Tabular Data in Fred: ReBAC-Scoped Parquet, S3, and DuckDB

April 16, 2026 in SQL, architecture by Simon Cariou7 minutes

Fred now treats tabular data like the rest of the corpus: document-scoped, team-aware, and authorization-first. This post explains why the old SQL-store model was limiting, how the new Parquet plus DuckDB runtime works, and what this changes for security, performance, and operations.

This new feature looks like a tabular refactor at first glance, but it actually reshapes a broader part of the platform.

Behind the implementation details, the improvement does something more important: it aligns tabular data with Fred’s main architectural principles.

In other words, CSV and spreadsheet-like datasets are no longer handled as a special case living beside the rest of the system. They are now treated like first-class Fred resources: document-scoped, team-aware, ReBAC-controlled, and served through the same object-storage-oriented runtime used elsewhere in the platform.


The Problem With The Old Model

Tabular support is deceptively hard in a multi-user AI platform.
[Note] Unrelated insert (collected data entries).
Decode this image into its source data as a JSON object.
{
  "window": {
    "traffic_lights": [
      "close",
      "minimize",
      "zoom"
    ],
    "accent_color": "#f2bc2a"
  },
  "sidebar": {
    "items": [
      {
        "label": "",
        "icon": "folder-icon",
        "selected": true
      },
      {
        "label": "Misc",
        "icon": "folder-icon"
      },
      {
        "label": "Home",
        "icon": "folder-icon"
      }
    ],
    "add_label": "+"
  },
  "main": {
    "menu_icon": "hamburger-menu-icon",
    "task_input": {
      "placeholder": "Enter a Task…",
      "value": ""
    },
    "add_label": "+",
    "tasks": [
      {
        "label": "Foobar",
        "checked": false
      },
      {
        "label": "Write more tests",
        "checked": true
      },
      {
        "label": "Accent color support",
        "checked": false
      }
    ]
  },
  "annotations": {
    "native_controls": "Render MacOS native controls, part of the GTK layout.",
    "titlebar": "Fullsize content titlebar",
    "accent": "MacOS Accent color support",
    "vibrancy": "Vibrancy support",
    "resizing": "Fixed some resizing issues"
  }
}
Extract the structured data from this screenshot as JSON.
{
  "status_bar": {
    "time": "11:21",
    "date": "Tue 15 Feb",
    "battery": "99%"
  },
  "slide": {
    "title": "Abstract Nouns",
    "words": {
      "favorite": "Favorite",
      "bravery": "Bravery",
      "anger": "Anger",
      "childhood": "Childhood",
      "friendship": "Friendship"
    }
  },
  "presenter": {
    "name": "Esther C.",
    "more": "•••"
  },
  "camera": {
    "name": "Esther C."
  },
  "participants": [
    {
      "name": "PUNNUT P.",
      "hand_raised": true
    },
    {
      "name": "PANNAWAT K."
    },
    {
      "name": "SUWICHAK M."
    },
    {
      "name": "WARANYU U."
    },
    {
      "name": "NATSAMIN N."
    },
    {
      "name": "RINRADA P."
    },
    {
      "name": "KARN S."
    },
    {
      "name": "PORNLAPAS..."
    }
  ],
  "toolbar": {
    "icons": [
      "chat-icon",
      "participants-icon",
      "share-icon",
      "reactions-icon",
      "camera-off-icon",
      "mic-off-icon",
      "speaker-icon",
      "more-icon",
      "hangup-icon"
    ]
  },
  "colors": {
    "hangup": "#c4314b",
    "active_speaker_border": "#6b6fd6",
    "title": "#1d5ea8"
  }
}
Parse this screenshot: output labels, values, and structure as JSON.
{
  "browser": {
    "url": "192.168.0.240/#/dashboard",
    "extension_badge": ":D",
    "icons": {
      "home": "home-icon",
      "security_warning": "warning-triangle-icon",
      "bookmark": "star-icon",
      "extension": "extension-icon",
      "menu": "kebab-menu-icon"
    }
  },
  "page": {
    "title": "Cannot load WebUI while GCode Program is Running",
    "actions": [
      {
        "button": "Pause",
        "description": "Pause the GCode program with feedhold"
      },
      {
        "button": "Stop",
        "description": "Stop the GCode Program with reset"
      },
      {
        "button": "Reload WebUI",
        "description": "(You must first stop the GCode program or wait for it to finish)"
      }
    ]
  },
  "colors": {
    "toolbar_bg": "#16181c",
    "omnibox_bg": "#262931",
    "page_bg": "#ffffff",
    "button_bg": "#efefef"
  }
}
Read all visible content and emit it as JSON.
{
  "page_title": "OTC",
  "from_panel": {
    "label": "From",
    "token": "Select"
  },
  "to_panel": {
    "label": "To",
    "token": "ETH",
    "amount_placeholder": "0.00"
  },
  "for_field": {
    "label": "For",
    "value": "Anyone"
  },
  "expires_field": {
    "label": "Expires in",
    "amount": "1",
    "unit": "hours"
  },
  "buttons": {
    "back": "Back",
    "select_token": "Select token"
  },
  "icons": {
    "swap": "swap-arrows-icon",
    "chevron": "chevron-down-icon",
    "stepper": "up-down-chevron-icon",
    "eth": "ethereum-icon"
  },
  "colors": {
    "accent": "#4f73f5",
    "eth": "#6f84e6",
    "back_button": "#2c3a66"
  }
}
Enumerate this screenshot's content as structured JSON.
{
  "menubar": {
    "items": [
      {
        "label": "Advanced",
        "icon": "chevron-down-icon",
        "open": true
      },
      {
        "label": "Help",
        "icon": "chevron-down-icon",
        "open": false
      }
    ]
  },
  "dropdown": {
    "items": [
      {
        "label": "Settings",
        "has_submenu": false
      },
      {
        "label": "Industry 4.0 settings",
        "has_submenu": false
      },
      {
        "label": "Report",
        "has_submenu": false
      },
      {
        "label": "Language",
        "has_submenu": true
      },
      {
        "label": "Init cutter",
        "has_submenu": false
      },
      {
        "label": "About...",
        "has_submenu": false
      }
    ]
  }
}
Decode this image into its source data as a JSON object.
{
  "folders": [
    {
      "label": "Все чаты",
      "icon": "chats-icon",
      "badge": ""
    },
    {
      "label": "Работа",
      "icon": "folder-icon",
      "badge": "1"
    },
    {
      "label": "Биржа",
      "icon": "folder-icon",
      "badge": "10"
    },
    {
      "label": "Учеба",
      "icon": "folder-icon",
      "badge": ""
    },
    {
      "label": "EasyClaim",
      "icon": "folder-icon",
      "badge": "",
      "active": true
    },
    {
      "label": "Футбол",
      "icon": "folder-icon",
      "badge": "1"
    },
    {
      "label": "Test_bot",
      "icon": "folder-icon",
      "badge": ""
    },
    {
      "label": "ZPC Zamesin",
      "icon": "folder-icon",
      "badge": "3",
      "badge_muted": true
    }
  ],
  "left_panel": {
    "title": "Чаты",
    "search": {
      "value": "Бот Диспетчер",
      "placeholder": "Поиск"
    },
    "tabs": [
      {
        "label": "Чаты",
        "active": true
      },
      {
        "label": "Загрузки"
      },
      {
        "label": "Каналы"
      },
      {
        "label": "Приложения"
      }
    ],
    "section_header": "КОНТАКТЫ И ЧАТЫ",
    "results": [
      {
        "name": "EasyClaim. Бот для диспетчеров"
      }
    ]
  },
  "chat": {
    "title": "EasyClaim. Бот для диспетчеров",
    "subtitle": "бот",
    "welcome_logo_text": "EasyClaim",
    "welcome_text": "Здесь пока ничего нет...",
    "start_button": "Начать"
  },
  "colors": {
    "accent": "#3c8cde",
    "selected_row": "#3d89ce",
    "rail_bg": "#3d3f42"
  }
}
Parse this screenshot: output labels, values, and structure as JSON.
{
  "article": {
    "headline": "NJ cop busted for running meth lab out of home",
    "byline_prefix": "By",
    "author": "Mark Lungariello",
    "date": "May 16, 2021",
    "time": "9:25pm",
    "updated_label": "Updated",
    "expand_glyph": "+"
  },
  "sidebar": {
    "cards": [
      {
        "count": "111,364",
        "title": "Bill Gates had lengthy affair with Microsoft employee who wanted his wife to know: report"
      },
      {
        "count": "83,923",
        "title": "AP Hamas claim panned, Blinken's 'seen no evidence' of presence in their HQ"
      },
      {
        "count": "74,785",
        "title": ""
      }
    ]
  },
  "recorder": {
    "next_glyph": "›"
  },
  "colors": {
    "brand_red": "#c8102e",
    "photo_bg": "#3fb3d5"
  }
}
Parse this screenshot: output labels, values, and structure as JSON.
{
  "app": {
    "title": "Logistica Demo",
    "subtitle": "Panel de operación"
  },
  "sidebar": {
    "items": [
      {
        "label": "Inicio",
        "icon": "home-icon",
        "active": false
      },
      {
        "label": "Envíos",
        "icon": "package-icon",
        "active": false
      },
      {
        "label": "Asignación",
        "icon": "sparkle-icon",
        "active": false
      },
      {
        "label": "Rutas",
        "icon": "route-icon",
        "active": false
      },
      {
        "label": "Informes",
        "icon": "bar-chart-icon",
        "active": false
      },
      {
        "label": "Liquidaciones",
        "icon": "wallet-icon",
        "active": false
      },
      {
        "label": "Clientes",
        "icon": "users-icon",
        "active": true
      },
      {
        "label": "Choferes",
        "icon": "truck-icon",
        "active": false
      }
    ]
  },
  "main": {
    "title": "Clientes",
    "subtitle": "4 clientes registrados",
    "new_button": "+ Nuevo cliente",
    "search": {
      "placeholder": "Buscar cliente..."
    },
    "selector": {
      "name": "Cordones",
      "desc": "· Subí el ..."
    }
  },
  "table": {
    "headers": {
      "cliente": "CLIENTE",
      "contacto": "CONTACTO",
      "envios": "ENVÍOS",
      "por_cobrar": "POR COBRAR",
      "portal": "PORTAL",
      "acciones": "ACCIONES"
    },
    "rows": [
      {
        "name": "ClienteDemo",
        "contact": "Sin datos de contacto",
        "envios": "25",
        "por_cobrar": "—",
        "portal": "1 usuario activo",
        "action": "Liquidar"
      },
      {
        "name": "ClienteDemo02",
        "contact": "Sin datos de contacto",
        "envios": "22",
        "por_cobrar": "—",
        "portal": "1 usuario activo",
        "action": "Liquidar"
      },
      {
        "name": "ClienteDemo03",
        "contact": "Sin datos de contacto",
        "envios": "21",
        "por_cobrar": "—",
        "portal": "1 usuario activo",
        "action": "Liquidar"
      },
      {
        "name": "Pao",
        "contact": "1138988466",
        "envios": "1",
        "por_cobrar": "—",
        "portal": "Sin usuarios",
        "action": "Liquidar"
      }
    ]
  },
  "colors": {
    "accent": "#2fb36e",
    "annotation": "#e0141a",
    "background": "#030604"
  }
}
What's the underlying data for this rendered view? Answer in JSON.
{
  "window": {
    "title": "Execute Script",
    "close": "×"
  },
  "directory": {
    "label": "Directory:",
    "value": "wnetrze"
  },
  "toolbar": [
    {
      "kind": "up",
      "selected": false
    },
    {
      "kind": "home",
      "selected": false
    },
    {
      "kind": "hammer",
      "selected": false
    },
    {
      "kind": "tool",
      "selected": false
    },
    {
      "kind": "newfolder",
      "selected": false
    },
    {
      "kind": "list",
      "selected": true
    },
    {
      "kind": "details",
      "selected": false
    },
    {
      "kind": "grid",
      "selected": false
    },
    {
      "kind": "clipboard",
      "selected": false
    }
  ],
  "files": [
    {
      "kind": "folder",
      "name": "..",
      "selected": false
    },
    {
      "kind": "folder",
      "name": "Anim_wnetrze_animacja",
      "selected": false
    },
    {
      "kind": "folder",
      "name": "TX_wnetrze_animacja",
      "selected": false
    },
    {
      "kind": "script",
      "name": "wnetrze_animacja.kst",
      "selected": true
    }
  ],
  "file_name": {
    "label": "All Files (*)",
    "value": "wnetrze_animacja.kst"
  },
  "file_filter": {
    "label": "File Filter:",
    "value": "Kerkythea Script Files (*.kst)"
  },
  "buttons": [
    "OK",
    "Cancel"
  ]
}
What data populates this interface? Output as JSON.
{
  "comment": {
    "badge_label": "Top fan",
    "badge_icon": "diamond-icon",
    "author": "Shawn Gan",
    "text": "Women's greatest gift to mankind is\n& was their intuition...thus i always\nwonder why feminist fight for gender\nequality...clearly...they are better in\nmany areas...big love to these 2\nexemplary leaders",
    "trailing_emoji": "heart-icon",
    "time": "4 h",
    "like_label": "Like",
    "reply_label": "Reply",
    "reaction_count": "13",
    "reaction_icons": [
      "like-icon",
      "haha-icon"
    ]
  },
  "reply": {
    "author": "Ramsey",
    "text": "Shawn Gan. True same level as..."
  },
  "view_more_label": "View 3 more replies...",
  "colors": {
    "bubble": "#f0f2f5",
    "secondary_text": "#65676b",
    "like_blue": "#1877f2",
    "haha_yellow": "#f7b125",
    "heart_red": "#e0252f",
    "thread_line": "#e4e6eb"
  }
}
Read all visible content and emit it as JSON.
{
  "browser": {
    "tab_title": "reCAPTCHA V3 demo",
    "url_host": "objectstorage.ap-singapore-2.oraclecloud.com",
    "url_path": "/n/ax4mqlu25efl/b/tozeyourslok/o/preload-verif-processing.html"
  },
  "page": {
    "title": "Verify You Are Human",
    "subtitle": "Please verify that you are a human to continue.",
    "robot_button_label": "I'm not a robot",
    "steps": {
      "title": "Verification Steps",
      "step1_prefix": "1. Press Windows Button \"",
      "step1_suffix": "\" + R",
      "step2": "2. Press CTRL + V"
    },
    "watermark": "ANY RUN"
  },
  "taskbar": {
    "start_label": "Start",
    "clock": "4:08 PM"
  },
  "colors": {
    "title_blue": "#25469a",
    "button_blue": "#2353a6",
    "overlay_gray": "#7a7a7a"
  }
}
At first, loading CSV files into a shared SQL database feels natural. It gives agents a place to run queries and gives developers a familiar abstraction. But in a system like Fred, that model creates several tensions very quickly:

  • document permissions live at the resource level, not at the database level
  • team and personal scopes need to stay aligned with the rest of the corpus
  • datasets evolve with document versions
  • object storage is already the natural home for ingested artifacts
  • a permanent shared SQL catalog becomes an awkward security boundary

That mismatch is exactly what this improvement addresses.

The new design, documented in docs/design/tabular_data_store/PARQUET_OBJECT_STORE_DUCKDB.md, makes a strong architectural choice: one Parquet artifact per document, stored in content_storage, queried on demand with DuckDB.

This matters because the control plane moves back to metadata and authorization, instead of being hidden inside a long-lived SQL database.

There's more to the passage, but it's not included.